Ahora, sobre todo, que ya era mayor y estaba en el instituto, se esperaba de Aaron que trabajara más horas en el taller de reparaciones de su padre. No había tiempo para lacrosse. No había tiempo para hacer los deberes. Las tareas que le mandaban en clase las dejaba en el instituto. Zoe protestaba diciendo que su hijo era demasiado joven para estar trabajando como un condenado ayudante de mecánico en el garaje, que no era más que un crío, ¿qué tal estaría que de verdad aprendiera algo en clase, terminara la enseñanza secundaria y consiguiera un título superior en alguna universidad local? Delray dijo que él nunca había terminado sus estudios en el instituto y menos aún en ninguna universidad y Zoe respondió Sí, en efecto, y ésa es la razón de que nuestro hijo no tenga que tomarte por modelo.
Delray se echó a reír ¿Y quién tendría que ser ese «modelo», estás pensando en ti misma?

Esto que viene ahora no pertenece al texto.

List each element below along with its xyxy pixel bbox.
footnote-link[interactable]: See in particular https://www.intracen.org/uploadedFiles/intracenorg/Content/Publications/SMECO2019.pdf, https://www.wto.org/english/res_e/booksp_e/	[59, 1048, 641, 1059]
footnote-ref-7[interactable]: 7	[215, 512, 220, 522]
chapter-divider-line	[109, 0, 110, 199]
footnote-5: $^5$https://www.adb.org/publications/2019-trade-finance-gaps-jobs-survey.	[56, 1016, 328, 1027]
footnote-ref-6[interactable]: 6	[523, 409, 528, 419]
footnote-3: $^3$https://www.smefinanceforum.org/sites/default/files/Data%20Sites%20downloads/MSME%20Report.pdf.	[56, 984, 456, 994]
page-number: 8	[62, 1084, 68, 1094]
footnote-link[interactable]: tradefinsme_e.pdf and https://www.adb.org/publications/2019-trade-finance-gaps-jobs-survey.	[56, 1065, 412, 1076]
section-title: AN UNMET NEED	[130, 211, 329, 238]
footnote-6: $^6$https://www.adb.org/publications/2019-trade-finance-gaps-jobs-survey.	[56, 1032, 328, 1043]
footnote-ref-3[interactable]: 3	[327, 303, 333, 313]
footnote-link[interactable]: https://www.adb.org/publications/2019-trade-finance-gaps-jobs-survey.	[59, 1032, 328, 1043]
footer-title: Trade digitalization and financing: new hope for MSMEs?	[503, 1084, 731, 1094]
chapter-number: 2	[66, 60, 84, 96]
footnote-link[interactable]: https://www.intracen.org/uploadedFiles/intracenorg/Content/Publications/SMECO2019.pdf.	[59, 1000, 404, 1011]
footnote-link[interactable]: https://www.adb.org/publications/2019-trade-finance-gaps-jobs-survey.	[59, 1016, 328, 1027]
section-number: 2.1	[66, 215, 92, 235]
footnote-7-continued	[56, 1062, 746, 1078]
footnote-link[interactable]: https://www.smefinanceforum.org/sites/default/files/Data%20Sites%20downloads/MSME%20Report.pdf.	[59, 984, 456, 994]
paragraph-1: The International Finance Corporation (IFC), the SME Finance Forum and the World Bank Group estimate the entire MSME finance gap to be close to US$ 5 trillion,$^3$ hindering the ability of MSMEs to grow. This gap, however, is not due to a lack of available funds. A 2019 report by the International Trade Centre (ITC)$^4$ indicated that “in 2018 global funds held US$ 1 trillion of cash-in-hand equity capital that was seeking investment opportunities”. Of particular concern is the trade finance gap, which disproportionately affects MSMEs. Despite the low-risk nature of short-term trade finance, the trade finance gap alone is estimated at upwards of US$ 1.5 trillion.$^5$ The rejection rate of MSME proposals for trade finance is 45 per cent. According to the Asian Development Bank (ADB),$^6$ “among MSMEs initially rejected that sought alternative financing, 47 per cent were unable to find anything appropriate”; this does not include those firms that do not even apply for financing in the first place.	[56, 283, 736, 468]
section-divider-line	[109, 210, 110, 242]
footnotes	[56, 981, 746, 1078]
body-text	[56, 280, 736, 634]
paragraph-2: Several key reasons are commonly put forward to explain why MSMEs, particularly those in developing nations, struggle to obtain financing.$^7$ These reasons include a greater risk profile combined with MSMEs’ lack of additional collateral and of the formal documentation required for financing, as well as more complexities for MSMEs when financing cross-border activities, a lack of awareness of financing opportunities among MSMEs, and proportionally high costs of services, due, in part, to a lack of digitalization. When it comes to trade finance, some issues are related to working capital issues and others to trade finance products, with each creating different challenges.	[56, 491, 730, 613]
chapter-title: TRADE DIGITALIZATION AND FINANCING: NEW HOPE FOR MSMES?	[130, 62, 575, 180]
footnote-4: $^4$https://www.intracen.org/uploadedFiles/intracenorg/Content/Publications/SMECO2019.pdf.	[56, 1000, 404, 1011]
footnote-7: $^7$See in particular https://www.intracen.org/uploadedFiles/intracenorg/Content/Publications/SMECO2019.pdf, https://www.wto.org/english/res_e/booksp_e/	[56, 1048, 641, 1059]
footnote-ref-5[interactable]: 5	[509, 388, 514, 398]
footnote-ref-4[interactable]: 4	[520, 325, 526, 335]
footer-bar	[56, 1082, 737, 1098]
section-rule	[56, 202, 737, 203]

A Zoe le preocupaba que Aaron tuviera un accidente en el garaje. ¿Y si un coche o una motocicleta levantados con el gato se caían y le rompían una pierna? ¿O lo aplastaban? El garaje de Kruller no era ni mucho menos el mejor equipado en la zona de Sparta. De hecho ocurrían accidentes, en ocasiones los mecánicos se lesionaban. El mismo Delray tenía un dedo aplastado e insensible en la mano izquierda y otro en un pie, también el izquierdo, con la uña tan gruesa y amarilla como una pezuña, pero él se reía de tales lesiones y decía que al menos a él no le habían amputado nada como a algunos de sus amigos que habían estado en Vietnam. Nada irritaba tanto a Zoe como que su hijo, apenas adolescente, regresara a casa hundido de hombros como un hombre maduro, con el mono tieso de grasa y apestando a aceite, gasolina y sudor; Zoe insistía en que se lavara las manos y los antebrazos con un detergente poderoso y, antes de dejarle que se sentara para cenar, también insistía en limpiarle, con su lima metálica para uñas, la grasa negra que se le metía debajo, y en cortárselas con sus tijeras diminutas; incluso en limárselas cuando se le habían roto. A veces Aaron se presentaba en casa con la cara manchada de grasa como si fueran pinturas indias de guerra, y hasta con grasa en las pestañas y en el pelo. De manera que Delray se lo llevó a que se lo cortaran como a un recluta de infantería de marina. Delray se reía de los temores de Zoe: Sandeces. Aaron está perfectamente bien conmigo.